Older moms have smarter kids.

Fully acknowledging risks associated with advanced maternal age and pregnancy, studies also show that there are many benefits to children of older mothers. One benefit is that children born to women who are 35 and older may be smarter. Older mothers tend to be more educated, and the correlation between a parent’s education and a child’s language skills as well as academic performance is strong.

Mature moms have safer and healthier kids.

Raise your hand if you look back at your teens and 20s and cringe at your life choices. Maturation often comes with trial and error. So by the time you reach your 30s and 40s, you may have foregone your party days in exchange for a greater sense of stability, responsibility, and personal acceptance. Older moms extend these benefits to their children, too. A 2012 study in the UK showed that children of mature mothers saw a reduced risk of injury, reduced likelihood of hospital admission, and increased health and development.

Raising grandchildren can lead to a healthy lifestyle.

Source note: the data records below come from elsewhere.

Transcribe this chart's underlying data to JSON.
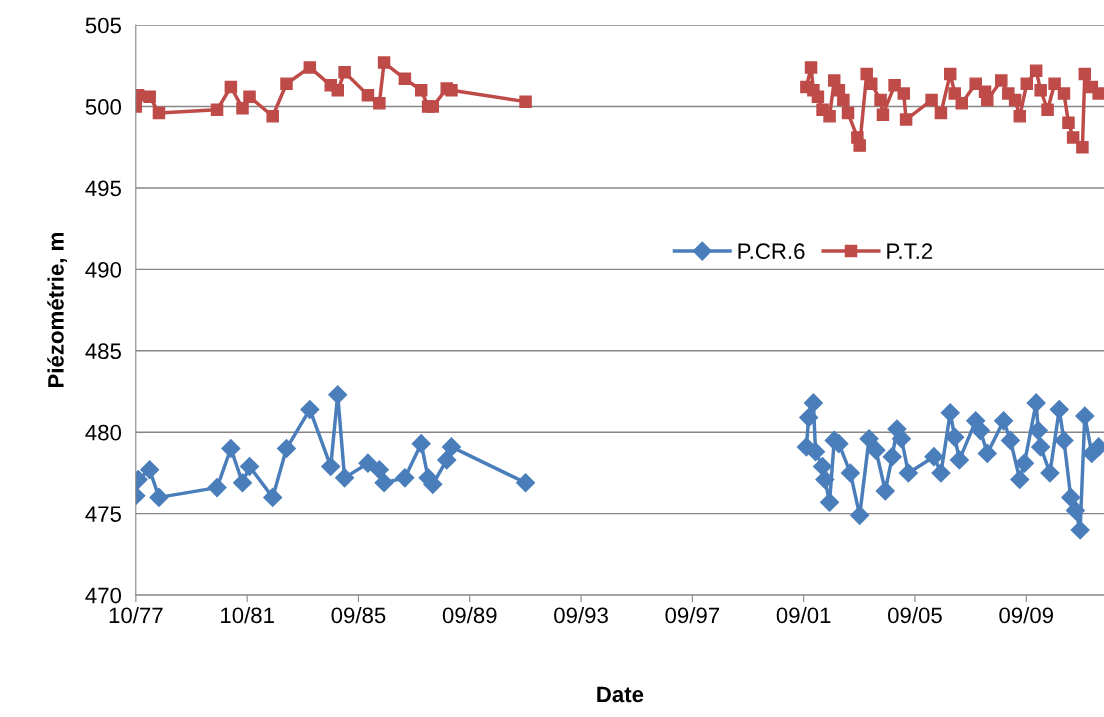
{
  "chart_data": {
    "type": "line",
    "xlabel": "Date",
    "ylabel": "Piézométrie, m",
    "xlim": [
      "1977-10-01",
      "2012-07-10"
    ],
    "ylim": [
      470,
      505
    ],
    "yticks": [
      470,
      475,
      480,
      485,
      490,
      495,
      500,
      505
    ],
    "xticks": [
      {
        "value": "1977-10-02",
        "label": "10/77"
      },
      {
        "value": "1981-10-01",
        "label": "10/81"
      },
      {
        "value": "1985-09-30",
        "label": "09/85"
      },
      {
        "value": "1989-09-29",
        "label": "09/89"
      },
      {
        "value": "1993-09-28",
        "label": "09/93"
      },
      {
        "value": "1997-09-27",
        "label": "09/97"
      },
      {
        "value": "2001-09-26",
        "label": "09/01"
      },
      {
        "value": "2005-09-25",
        "label": "09/05"
      },
      {
        "value": "2009-09-24",
        "label": "09/09"
      }
    ],
    "grid": "y",
    "legend": "center",
    "series": [
      {
        "name": "P.CR.6",
        "color": "#4a7ebb",
        "marker": "diamond",
        "x": [
          "1977-10",
          "1977-11",
          "1978-04",
          "1978-08",
          "1980-09",
          "1981-03",
          "1981-08",
          "1981-11",
          "1982-09",
          "1983-03",
          "1984-01",
          "1984-10",
          "1985-01",
          "1985-04",
          "1986-02",
          "1986-07",
          "1986-09",
          "1987-06",
          "1988-01",
          "1988-04",
          "1988-06",
          "1988-12",
          "1989-02",
          "1991-10",
          "1996-01",
          "2001-11",
          "2001-12",
          "2002-02",
          "2002-03",
          "2002-06",
          "2002-07",
          "2002-09",
          "2002-11",
          "2003-01",
          "2003-06",
          "2003-10",
          "2004-02",
          "2004-05",
          "2004-09",
          "2004-12",
          "2005-02",
          "2005-04",
          "2005-07",
          "2006-06",
          "2006-09",
          "2007-01",
          "2007-03",
          "2007-05",
          "2007-12",
          "2008-02",
          "2008-05",
          "2008-12",
          "2009-03",
          "2009-07",
          "2009-09",
          "2010-02",
          "2010-03",
          "2010-04",
          "2010-08",
          "2010-12",
          "2011-02",
          "2011-05",
          "2011-07",
          "2011-09",
          "2011-11",
          "2012-02",
          "2012-05"
        ],
        "values": [
          476.1,
          477.1,
          477.7,
          476.0,
          476.6,
          479.0,
          476.9,
          477.9,
          476.0,
          479.0,
          481.4,
          477.9,
          482.3,
          477.2,
          478.1,
          477.7,
          476.9,
          477.2,
          479.3,
          477.2,
          476.8,
          478.3,
          479.1,
          476.9,
          null,
          479.1,
          480.9,
          481.8,
          478.8,
          477.9,
          477.1,
          475.7,
          479.5,
          479.3,
          477.5,
          474.9,
          479.6,
          478.9,
          476.4,
          478.5,
          480.2,
          479.6,
          477.5,
          478.5,
          477.5,
          481.2,
          479.7,
          478.3,
          480.7,
          480.1,
          478.7,
          480.7,
          479.5,
          477.1,
          478.1,
          481.8,
          480.1,
          479.1,
          477.5,
          481.4,
          479.5,
          476.0,
          475.2,
          474.0,
          481.0,
          478.7,
          479.1
        ]
      },
      {
        "name": "P.T.2",
        "color": "#be4b48",
        "marker": "square",
        "x": [
          "1977-10",
          "1977-11",
          "1978-04",
          "1978-08",
          "1980-09",
          "1981-03",
          "1981-08",
          "1981-11",
          "1982-09",
          "1983-03",
          "1984-01",
          "1984-10",
          "1985-01",
          "1985-04",
          "1986-02",
          "1986-07",
          "1986-09",
          "1987-06",
          "1988-01",
          "1988-04",
          "1988-06",
          "1988-12",
          "1989-02",
          "1991-10",
          "1996-01",
          "2001-11",
          "2002-01",
          "2002-02",
          "2002-04",
          "2002-06",
          "2002-09",
          "2002-11",
          "2003-01",
          "2003-03",
          "2003-05",
          "2003-09",
          "2003-10",
          "2004-01",
          "2004-03",
          "2004-07",
          "2004-08",
          "2005-01",
          "2005-05",
          "2005-06",
          "2006-05",
          "2006-09",
          "2007-01",
          "2007-03",
          "2007-06",
          "2007-12",
          "2008-04",
          "2008-05",
          "2008-11",
          "2009-02",
          "2009-05",
          "2009-07",
          "2009-10",
          "2010-02",
          "2010-04",
          "2010-07",
          "2010-10",
          "2011-02",
          "2011-04",
          "2011-06",
          "2011-10",
          "2011-11",
          "2012-02",
          "2012-05"
        ],
        "values": [
          500.0,
          500.7,
          500.6,
          499.6,
          499.8,
          501.2,
          499.9,
          500.6,
          499.4,
          501.4,
          502.4,
          501.3,
          501.0,
          502.1,
          500.7,
          500.2,
          502.7,
          501.7,
          501.0,
          500.0,
          500.0,
          501.1,
          501.0,
          500.3,
          null,
          501.2,
          502.4,
          501.0,
          500.6,
          499.8,
          499.4,
          501.6,
          501.0,
          500.4,
          499.6,
          498.1,
          497.6,
          502.0,
          501.4,
          500.4,
          499.5,
          501.3,
          500.8,
          499.2,
          500.4,
          499.6,
          502.0,
          500.8,
          500.2,
          501.4,
          500.9,
          500.4,
          501.6,
          500.8,
          500.4,
          499.4,
          501.4,
          502.2,
          501.0,
          499.8,
          501.4,
          500.8,
          499.0,
          498.1,
          497.5,
          502.0,
          501.2,
          500.8
        ]
      }
    ]
  }
}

An American Association of Retired Persons (AARP) study says, “An estimated 3 million older adults are raising their grandchildren.” While these family arrangements may come with worries over diminishing energy levels, being out of touch with grandchildren’s interests, and health concerns related to advanced age, there are plenty of bright spots. A 2001 study showed that, depending on living conditions, custodial care of grandchildren often “leads to a more active lifestyle, healthier meals, or a reduction in smoking. Some grandparents feel that caring for their grandchildren makes them healthier and more active.”

Coping with mature mothering

Coping with mature mothering

While being an older mother comes with benefits for the whole family, it’s important to note the hard work that goes into turning these circumstances into positive experiences. One of the most important pieces of advice is to take care of yourself. Advanced age can bring on health issues, and looking after your own health and mental well-being is important for you and your child.

Another piece of advice is to stay in the know. The digital age comes with a whole new set of dangers, and as with any form of socialization, kids need parental guidance. You know those memes about parents and grandparents who demonstrate aversion or confusion when it comes to all things tech? Well, try not to be that person. Know what your kids are looking at, set some ground rules, and keep the lines of communication open.

Lastly, foster mutual interests. Whether it’s painting with your toddler or rehearsing your TikTok challenge with your tween before posting, create pockets of interest that you and your child can enjoy. Not only are these moments fulfilling, but they can help engender trust, bonding, and closeness that can sometimes be challenging to cultivate with a broad age gap between caregiver and child.

Putting things in perspective

Isn’t it all about gratitude in the end? The benefits of parenting at any age far outweigh the judgment and stigma society tries to impose on mature mothers. Don’t let a numerical value dictate your right to joy in parenting or caregiving. Whenever you feel discouraged or vulnerable, simply invoke the immortal words of late singer Aaliyah, “Age ain’t nothing but a number.”